Shivank Garg <shivankg@xxxxxxx> · Thu, 19 Dec 2024 12:08:05 +0530

On 12/18/2024 8:20 PM, Zi Yan wrote:
> On 17 Dec 2024, at 23:19, David Rientjes wrote:
> 
>> Hi everybody,
>>
>> We had a very interactive discussion last week led by RaghavendraKT on
>> slow-tier page promotion intended for memory tiering platforms, thank
>> you!  Thanks as well to everybody who attended and provided great
>> questions, suggestions, and feedback.
>>
>> The RFC patch series "mm: slowtier page promotion based on PTE A bit"[1]
>> is a proposal to allow for asynchronous page promotion based on memory
>> accesses as an alternative to NUMA Balancing based promotions.  There was
>> widespread interest in this topic and the discussion surfaced multiple
>> use cases and requirements, very focused on CXL use cases.
>>
> <snip>
>> ----->o-----
>> I asked about offloading the migration to a data mover, such as the PSP
>> for AMD, DMA engine, etc and whether that should be treated entirely
>> separately as a topic.  Bharata said there was a proof-of-concept
>> available from AMD that does just that but the initial results were not
>> that encouraging.
>>
>> Zi asked if the DMA engine saturated the link between the slow and fast
>> tiers.  If we want to offload to a copy engine, we need to verify that
>> the throughput is sufficient or we may be better off using idle cpus to
>> perform the migration for us.
> 
> <snip>
>>
>>  - we likely want to reconsider the single threaded nature of the kthread
>>    even if only for NUMA purposes
>>
> 
> Related to using DMA engine and/or multi threads for page migration, I had
> a patchset accelerating page migration[1] back in 2019. It showed good
> throughput speedup, ~4x using 16 threads to copy multiple 2MB THP. I think
> it is time to revisit the topic.
> 
> 
> [1] https://lore.kernel.org/linux-mm/20190404020046.32741-1-zi.yan@xxxxxxxx/

Hi All,

I wanted to provide some additional context regarding the AMD DMA offloading
POC mentioned by Bharata:
https://lore.kernel.org/linux-mm/20240614221525.19170-1-shivankg@xxxxxxx

While the initial results weren't as encouraging as hoped, I plan to improve this
in next versions of the patchset.

The core idea in my RFC patchset is restructuring the folio move operation
to better leverage DMA hardware.
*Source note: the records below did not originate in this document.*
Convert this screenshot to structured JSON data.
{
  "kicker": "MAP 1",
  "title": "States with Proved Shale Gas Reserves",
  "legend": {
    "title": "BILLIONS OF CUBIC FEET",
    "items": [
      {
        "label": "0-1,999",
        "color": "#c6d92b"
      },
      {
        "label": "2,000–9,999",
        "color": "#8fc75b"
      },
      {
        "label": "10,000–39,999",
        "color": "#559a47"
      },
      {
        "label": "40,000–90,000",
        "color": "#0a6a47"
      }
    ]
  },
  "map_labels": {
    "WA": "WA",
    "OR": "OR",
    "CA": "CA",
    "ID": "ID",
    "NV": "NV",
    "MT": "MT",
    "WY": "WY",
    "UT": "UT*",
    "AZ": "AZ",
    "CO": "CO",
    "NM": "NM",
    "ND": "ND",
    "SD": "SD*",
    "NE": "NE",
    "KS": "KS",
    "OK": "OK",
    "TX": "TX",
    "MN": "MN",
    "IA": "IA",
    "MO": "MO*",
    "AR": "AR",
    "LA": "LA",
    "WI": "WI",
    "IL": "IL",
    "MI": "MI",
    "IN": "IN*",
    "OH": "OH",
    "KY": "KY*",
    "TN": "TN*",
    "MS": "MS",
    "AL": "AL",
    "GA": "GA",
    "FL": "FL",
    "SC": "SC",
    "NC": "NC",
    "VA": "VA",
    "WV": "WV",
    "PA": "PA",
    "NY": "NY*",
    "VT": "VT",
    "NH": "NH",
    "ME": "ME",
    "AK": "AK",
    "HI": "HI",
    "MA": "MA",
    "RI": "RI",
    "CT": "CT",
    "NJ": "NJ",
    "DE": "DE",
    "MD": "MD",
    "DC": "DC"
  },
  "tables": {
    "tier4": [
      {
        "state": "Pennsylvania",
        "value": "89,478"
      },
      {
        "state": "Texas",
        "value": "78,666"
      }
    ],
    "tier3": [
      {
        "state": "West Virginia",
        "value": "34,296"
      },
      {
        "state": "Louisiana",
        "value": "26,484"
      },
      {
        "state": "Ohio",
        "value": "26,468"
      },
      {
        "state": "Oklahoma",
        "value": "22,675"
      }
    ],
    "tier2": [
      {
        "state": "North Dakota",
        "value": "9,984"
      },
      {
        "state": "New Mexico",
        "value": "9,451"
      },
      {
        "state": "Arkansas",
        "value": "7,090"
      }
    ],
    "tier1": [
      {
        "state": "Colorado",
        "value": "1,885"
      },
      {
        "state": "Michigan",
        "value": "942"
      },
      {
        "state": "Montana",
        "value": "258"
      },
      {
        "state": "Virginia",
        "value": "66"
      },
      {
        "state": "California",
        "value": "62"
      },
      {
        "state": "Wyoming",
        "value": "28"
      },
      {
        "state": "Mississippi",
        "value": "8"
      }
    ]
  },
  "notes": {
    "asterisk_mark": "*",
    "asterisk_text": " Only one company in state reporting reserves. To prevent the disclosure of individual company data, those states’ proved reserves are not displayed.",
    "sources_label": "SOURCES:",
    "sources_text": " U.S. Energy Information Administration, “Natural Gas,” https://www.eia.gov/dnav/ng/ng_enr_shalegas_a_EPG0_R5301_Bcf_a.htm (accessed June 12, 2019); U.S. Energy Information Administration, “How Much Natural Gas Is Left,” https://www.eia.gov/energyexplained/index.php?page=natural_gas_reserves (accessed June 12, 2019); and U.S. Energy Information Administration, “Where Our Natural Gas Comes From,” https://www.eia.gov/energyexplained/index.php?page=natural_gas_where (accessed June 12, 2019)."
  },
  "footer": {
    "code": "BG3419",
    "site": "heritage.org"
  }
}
Instead of the current folio-by-folio approach:

for_each_folio() {
    copy metadata + content + update PTEs
}

We batch the operations to minimize overhead:

for_each_folio() {
    copy metadata
}
DMA batch copy all content
for_each_folio() {
    update PTEs
}

My experiment showed that folio copy can consume up to 26.6% of total migration
cost when moving data between NUMA nodes. This suggests significant room for
improvement through DMA offloading, particularly for the larger transfers expected
in CXL scenarios.

It would be interesting work on combining these approaches for optimized page
promotion.

Best regards,
Shivank Garg